Paul Murphy came into the van wearing work clothes. He poured some coffee for himself.

“There’s a crack in the seawall,” he said, “on the ocean side. I put a tenpenny nail in there and hung the dummy on it, just below the top of the wall.”

Crow nodded, and drank some coffee.

“The timing is everything here,” Jesse said. “You can’t have Amber up there with you too soon, or Esteban may not shoot. On the other hand, she’s got to be up there in time for the old man to see her getting shot at.”

Crow nodded.

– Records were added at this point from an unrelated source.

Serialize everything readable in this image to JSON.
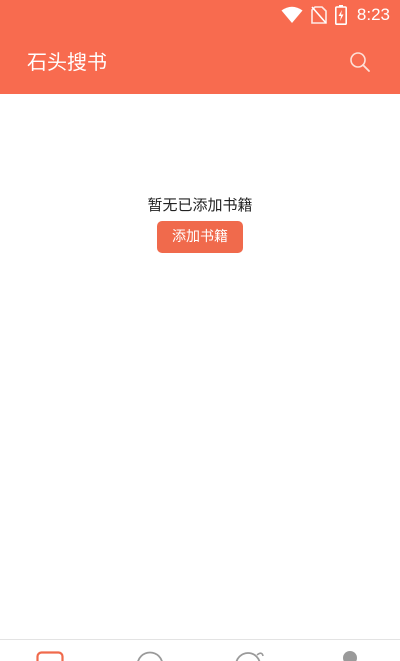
{
  "status_bar": {
    "time": "8:23",
    "icons": [
      "wifi-icon",
      "no-sim-icon",
      "battery-charging-icon"
    ]
  },
  "toolbar": {
    "title": "石头搜书",
    "search_icon": "search-icon"
  },
  "empty_state": {
    "message": "暂无已添加书籍",
    "button_label": "添加书籍"
  },
  "bottom_nav": {
    "items": [
      {
        "icon": "bookshelf-icon",
        "active": true
      },
      {
        "icon": "explore-icon",
        "active": false
      },
      {
        "icon": "discover-icon",
        "active": false
      },
      {
        "icon": "profile-icon",
        "active": false
      }
    ]
  },
  "colors": {
    "accent": "#f86b4f",
    "button": "#f06a4c",
    "inactive_icon": "#9a9a9a"
  }
}
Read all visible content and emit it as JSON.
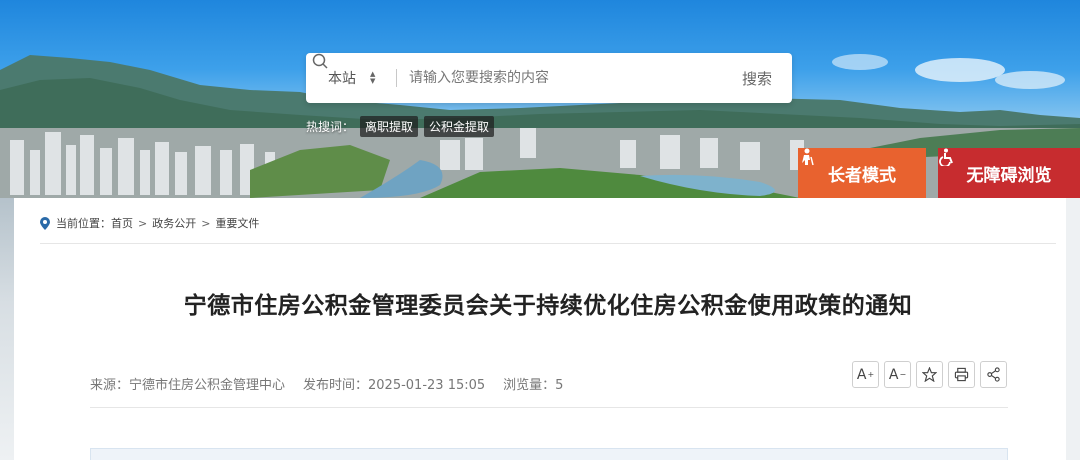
{
  "search": {
    "scope_label": "本站",
    "placeholder": "请输入您要搜索的内容",
    "button_label": "搜索"
  },
  "hot_search": {
    "label": "热搜词：",
    "tags": [
      "离职提取",
      "公积金提取"
    ]
  },
  "modes": {
    "elder_label": "长者模式",
    "accessible_label": "无障碍浏览"
  },
  "breadcrumb": {
    "label": "当前位置：",
    "items": [
      "首页",
      "政务公开",
      "重要文件"
    ],
    "separator": ">"
  },
  "article": {
    "title": "宁德市住房公积金管理委员会关于持续优化住房公积金使用政策的通知",
    "source": "来源：宁德市住房公积金管理中心",
    "publish_time": "发布时间：2025-01-23 15:05",
    "views": "浏览量：5"
  },
  "tools": {
    "font_increase": "A",
    "font_increase_sup": "+",
    "font_decrease": "A",
    "font_decrease_sup": "−",
    "icons": [
      "font-increase-icon",
      "font-decrease-icon",
      "star-icon",
      "print-icon",
      "share-icon"
    ]
  },
  "colors": {
    "elder_mode": "#e8622f",
    "accessible_mode": "#c72c2f",
    "title_text": "#222222",
    "meta_text": "#777777"
  }
}
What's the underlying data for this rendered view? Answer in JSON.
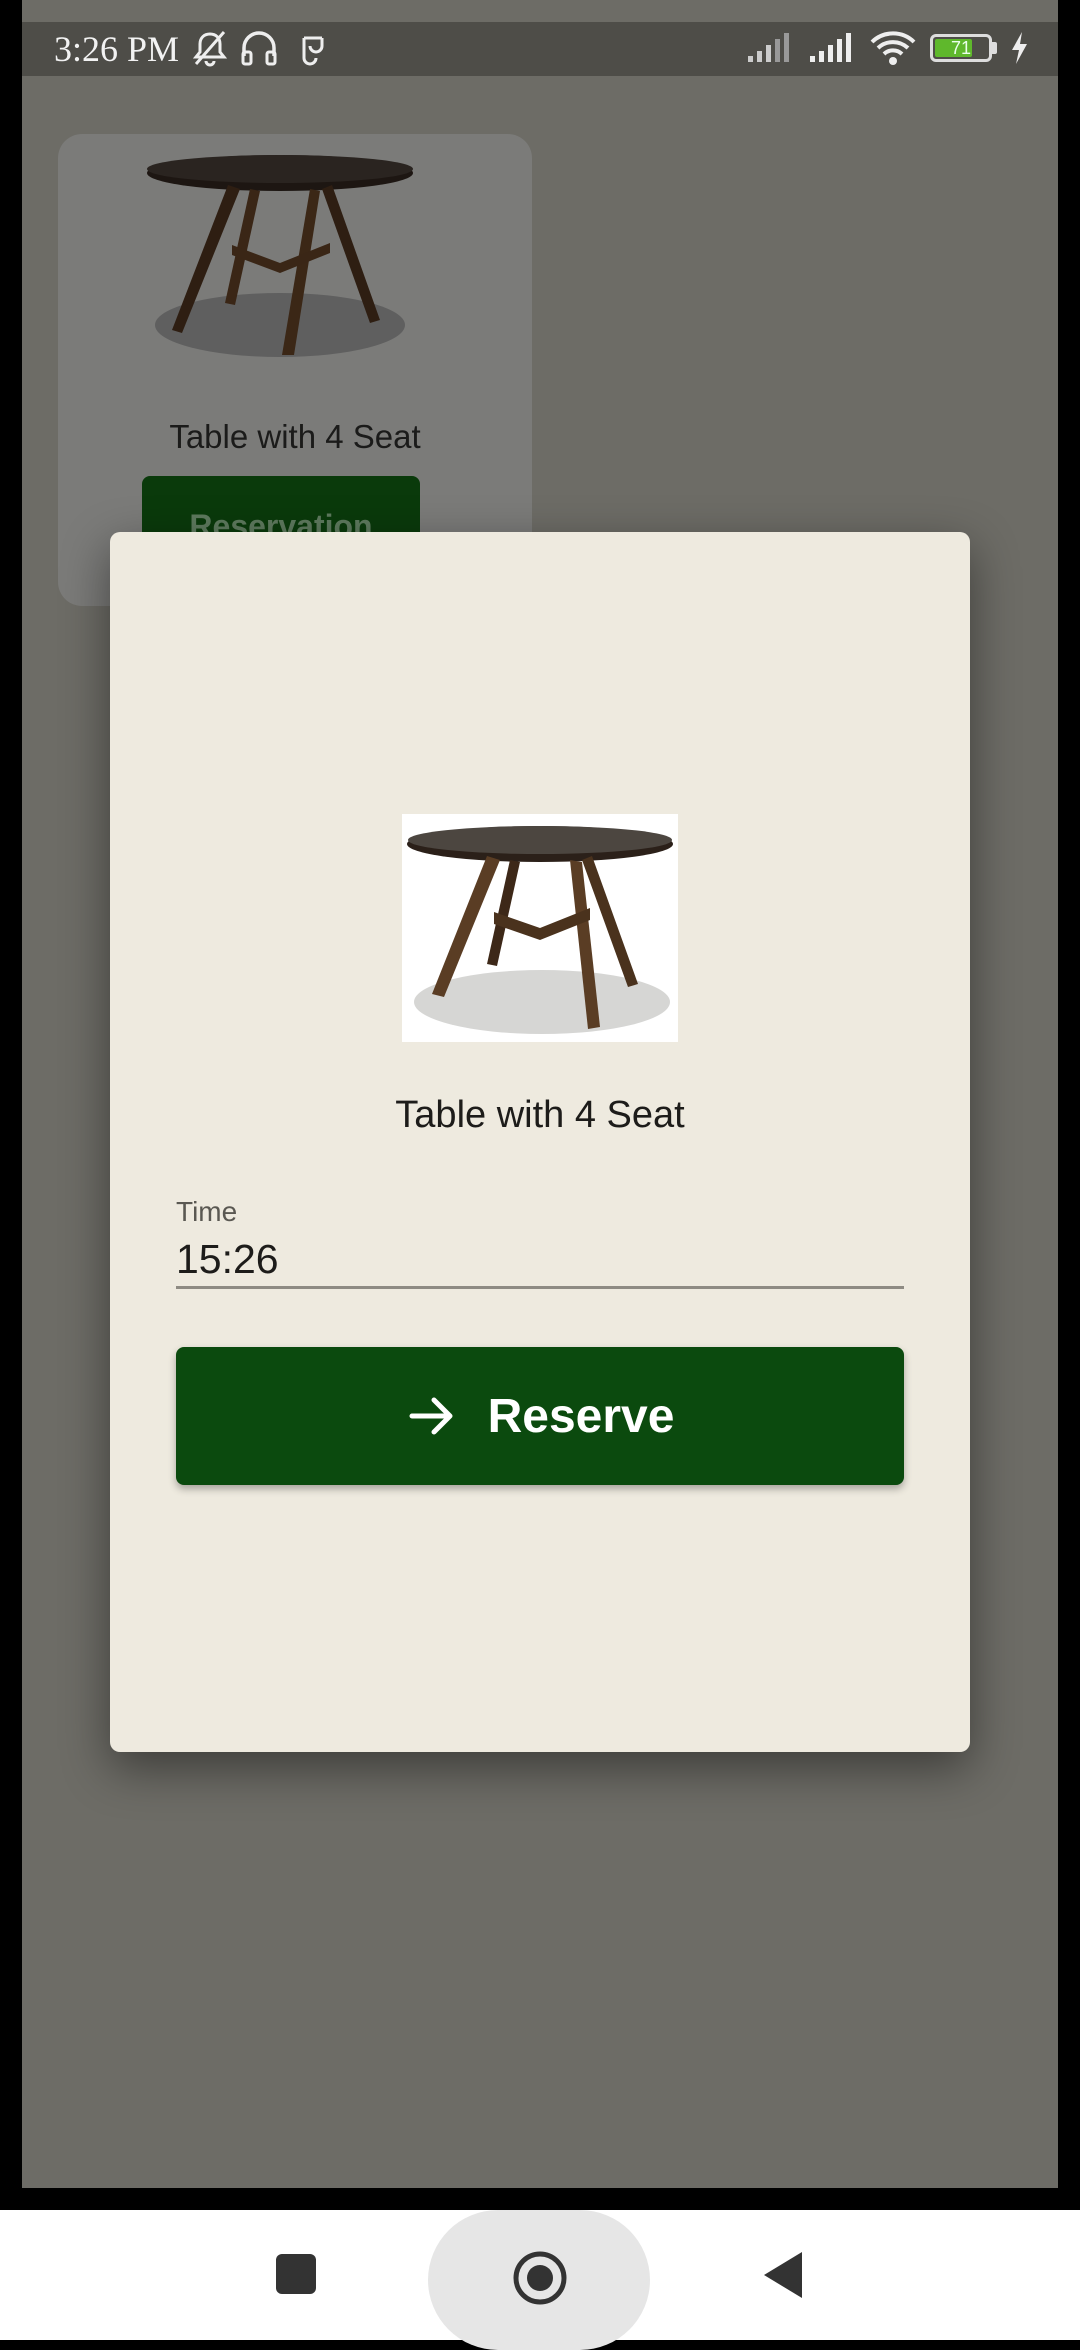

He was impassive as he always seemed, but Jesse thought there was a ripple of electricity beneath the surface.

“Esteban’s got to pass this site to get out on the Neck. When he does we’ll know it.”

“State cops?” Crow said.

“Sitting tight in the parking lot of the post office,” Jesse said. “’Bout four blocks that way.”

“People at the other end?”

“Yep.”

Crow nodded, flexing his hands a little.

“You nervous?” Jesse said.

Crow shook his head.

“I like to go over it,” Crow said. “Like foreplay, you know?”

“I’ve always thought about foreplay differently,” Jesse said.

Crow shrugged.

“Romero will be with Francisco,” Crow said. “He’s the stud. If somebody needs to get shot down, shoot him first.”

“You know him?”

Crow shrugged.

“We move in the same circles,” he said. “Rest of them will just be routine gunnies.”

The back door of the van was open. Crow looked out at the rain.

“Guess it doesn’t make so much difference where the sun’s coming from,” he said.

“Rain’ll take care of that,” Jesse said.

Crow nodded. He took a deep breath of the wet, salt-tinged air.

“Rain’s good,” he said. “Rain, early morning, hot coffee, and a firefight coming.”

He grinned and nodded his head.

“Only thing missing is sex,” he said.

“We pull this off,” Jesse said, “you get to keep the dummy.”